TEHERAN, IRAN – Iran, Rusia, dan China menggelar latihan angkatan laut bersama di wilayah Selat Hormuz, jalur perdagangan minyak paling krusial di dunia. Latihan bertajuk Maritime Security Belt 2026 ini difokuskan pada koordinasi antar kapal perang untuk mengamankan rute perdagangan maritim yang semakin rawan ancaman.
Pengumuman tersebut disampaikan oleh Penasihat Kepresidenan Rusia, Nikolay Patrushev, dalam wawancara eksklusif dengan majalah mingguan Argumenty i Fakty pada Selasa (17/2/2026) waktu setempat, seperti dikutip Anadolu Agency pada Rabu (18/2/2026).
Patrushev menekankan bahwa latihan ini menjadi langkah strategis dalam membangun tatanan dunia multipolar di lautan sebagai respons terhadap dominasi Barat yang disebutnya hegemonik.
“Kita akan memanfaatkan potensi BRICS, yang sekarang harus mendapatkan dimensi maritim strategis yang sepenuhnya,” kata Patrushev.
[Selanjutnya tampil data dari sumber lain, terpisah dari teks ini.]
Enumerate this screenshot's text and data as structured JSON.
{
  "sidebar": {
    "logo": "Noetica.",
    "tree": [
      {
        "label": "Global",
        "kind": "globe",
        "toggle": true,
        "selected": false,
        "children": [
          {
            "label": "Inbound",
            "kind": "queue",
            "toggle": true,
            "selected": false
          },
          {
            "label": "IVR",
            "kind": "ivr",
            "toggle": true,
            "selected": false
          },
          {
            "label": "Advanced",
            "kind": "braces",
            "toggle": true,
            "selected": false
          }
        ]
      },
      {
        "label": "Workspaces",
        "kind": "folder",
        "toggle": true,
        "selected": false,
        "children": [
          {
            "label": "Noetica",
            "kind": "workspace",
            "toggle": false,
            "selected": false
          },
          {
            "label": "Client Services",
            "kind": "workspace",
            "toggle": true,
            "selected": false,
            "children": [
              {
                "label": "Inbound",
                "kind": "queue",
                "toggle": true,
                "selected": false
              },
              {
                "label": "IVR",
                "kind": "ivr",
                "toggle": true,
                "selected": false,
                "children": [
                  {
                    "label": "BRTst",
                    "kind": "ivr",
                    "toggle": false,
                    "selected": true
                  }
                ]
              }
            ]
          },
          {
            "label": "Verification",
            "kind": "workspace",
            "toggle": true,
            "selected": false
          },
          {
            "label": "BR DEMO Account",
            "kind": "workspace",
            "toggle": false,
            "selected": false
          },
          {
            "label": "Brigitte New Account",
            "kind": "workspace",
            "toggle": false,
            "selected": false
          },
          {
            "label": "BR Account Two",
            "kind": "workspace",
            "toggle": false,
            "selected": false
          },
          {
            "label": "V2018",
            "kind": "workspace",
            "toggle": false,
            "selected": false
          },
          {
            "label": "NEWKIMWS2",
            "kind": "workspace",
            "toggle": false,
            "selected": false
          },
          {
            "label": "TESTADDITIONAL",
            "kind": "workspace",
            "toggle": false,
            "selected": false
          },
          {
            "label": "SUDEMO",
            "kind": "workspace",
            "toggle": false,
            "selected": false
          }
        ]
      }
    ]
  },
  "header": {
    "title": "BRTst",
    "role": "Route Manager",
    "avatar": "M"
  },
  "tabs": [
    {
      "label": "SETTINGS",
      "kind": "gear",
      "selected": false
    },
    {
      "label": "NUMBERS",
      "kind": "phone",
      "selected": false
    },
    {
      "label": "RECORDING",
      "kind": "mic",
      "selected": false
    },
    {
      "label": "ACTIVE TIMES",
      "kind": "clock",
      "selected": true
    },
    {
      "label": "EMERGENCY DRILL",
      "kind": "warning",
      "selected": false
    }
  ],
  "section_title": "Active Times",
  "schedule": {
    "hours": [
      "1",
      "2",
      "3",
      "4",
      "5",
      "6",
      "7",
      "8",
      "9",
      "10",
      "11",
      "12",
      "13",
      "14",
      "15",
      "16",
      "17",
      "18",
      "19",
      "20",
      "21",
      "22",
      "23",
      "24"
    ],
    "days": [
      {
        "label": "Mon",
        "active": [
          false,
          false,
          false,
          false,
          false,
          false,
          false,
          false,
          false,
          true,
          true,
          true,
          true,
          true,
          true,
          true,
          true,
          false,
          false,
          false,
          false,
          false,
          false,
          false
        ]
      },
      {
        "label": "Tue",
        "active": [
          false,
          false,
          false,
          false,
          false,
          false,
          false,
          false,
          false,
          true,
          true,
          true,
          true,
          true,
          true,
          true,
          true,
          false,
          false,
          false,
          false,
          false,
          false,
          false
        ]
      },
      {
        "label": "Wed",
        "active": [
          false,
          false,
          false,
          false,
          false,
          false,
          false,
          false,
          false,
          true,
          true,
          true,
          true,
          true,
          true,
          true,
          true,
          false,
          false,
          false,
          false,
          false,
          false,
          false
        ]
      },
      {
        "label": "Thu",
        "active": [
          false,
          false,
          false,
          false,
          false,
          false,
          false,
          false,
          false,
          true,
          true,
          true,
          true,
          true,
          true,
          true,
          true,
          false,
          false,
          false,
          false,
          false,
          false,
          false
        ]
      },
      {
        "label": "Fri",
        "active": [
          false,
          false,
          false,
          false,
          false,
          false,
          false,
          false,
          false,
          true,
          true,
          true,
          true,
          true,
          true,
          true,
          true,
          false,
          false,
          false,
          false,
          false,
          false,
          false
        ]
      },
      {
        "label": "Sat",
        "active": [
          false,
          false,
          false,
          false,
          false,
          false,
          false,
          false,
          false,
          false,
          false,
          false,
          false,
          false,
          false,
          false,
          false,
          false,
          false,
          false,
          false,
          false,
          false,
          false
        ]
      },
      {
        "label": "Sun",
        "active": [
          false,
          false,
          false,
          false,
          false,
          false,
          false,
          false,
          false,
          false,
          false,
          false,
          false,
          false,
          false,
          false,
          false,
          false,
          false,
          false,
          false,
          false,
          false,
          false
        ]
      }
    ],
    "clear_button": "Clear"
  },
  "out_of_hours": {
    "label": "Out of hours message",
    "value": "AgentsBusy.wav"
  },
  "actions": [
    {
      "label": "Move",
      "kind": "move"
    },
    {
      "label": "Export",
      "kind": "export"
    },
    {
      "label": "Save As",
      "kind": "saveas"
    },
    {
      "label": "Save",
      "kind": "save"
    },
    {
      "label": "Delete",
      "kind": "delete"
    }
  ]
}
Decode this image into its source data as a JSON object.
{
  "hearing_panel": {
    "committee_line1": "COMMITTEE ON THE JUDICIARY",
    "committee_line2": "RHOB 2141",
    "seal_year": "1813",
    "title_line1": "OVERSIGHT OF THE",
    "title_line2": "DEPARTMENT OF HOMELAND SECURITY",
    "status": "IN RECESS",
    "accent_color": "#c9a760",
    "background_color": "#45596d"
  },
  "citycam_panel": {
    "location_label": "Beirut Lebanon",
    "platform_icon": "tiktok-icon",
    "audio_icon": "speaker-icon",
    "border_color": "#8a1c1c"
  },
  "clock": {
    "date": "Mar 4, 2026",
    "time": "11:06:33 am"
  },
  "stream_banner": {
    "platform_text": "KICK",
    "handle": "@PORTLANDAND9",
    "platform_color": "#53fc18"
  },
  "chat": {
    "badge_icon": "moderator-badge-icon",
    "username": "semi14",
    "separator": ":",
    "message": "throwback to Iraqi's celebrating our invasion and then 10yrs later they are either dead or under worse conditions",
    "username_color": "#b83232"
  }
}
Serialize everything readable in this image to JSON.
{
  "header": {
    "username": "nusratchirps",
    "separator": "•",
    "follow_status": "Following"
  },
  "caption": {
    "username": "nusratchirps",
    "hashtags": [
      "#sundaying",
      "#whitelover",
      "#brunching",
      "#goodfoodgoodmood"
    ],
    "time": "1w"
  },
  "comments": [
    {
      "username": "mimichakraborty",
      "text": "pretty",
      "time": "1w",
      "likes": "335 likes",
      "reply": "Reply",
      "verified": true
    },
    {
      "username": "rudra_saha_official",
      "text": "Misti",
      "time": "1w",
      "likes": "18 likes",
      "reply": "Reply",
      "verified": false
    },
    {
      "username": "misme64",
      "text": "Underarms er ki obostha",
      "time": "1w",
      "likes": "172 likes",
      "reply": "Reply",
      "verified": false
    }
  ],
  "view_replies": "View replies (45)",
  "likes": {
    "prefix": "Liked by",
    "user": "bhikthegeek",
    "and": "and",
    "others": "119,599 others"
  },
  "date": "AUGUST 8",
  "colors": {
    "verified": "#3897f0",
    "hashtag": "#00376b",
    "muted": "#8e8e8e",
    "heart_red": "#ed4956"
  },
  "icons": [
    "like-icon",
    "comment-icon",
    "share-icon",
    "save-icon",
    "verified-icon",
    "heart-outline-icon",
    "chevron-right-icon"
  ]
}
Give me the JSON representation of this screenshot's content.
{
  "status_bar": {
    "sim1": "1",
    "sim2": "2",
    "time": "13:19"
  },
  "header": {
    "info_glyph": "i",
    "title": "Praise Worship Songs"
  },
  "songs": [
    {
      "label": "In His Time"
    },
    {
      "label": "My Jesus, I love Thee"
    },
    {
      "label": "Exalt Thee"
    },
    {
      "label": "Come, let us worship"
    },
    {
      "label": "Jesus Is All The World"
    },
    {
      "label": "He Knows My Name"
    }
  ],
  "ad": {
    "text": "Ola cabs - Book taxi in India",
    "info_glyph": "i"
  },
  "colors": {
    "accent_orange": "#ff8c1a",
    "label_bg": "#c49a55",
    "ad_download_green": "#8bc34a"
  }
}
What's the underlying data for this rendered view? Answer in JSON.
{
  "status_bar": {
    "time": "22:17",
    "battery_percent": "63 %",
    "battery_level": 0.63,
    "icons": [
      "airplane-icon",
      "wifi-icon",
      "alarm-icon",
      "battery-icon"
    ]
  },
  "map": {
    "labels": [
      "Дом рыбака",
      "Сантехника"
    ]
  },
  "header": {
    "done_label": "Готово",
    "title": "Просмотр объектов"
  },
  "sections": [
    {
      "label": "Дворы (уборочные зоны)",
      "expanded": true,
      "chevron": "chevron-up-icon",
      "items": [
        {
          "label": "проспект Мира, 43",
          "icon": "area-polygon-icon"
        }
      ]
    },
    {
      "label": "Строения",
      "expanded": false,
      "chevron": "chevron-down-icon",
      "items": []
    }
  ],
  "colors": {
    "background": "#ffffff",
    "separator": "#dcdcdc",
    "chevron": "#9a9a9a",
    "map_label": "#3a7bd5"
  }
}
Ia juga menyebutkan bahwa latihan gabungan terbaru ini melibatkan pengiriman kapal perang dari ketiga negara tersebut. Menurutnya, Maritime Security Belt 2026 sangat relevan di tengah kondisi geopolitik saat ini.
“Latihan Maritime Security Belt 2026 di Selat Hormuz, di mana Rusia, China, dan Iran mengirimkan kapal-kapal mereka, terbukti relevan,” ujar Patrushev.
Latihan ini digelar oleh Angkatan Laut Iran pada pertengahan Februari di perairan Selat Hormuz, yang menghubungkan Teluk Persia dengan Teluk Oman. Kawasan ini merupakan titik sempit strategis global, tempat sekitar seperlima pasokan minyak dunia melintas setiap harinya.
Inisiatif latihan gabungan ini pertama kali digagas Iran pada 2019 dan telah berlangsung tujuh kali hingga kini. Kegiatan tersebut bertujuan meningkatkan interoperabilitas antar angkatan laut serta kemampuan respons cepat terhadap potensi gangguan di jalur perdagangan.
Sebelumnya, BRICS juga menggelar latihan angkatan laut perdananya bertajuk Will for Peace 2026 pada Januari lalu di perairan Atlantik Selatan. Latihan itu melibatkan Rusia, China, Iran, Uni Emirat Arab, dan Afrika Selatan, menandai ekspansi dimensi keamanan maritim dalam kerangka BRICS.
Langkah ini mencerminkan upaya ketiga negara untuk memperkuat kerja sama militer di sektor maritim, seiring meningkatnya ketegangan di kawasan Timur Tengah dan persaingan pengaruh global di lautan.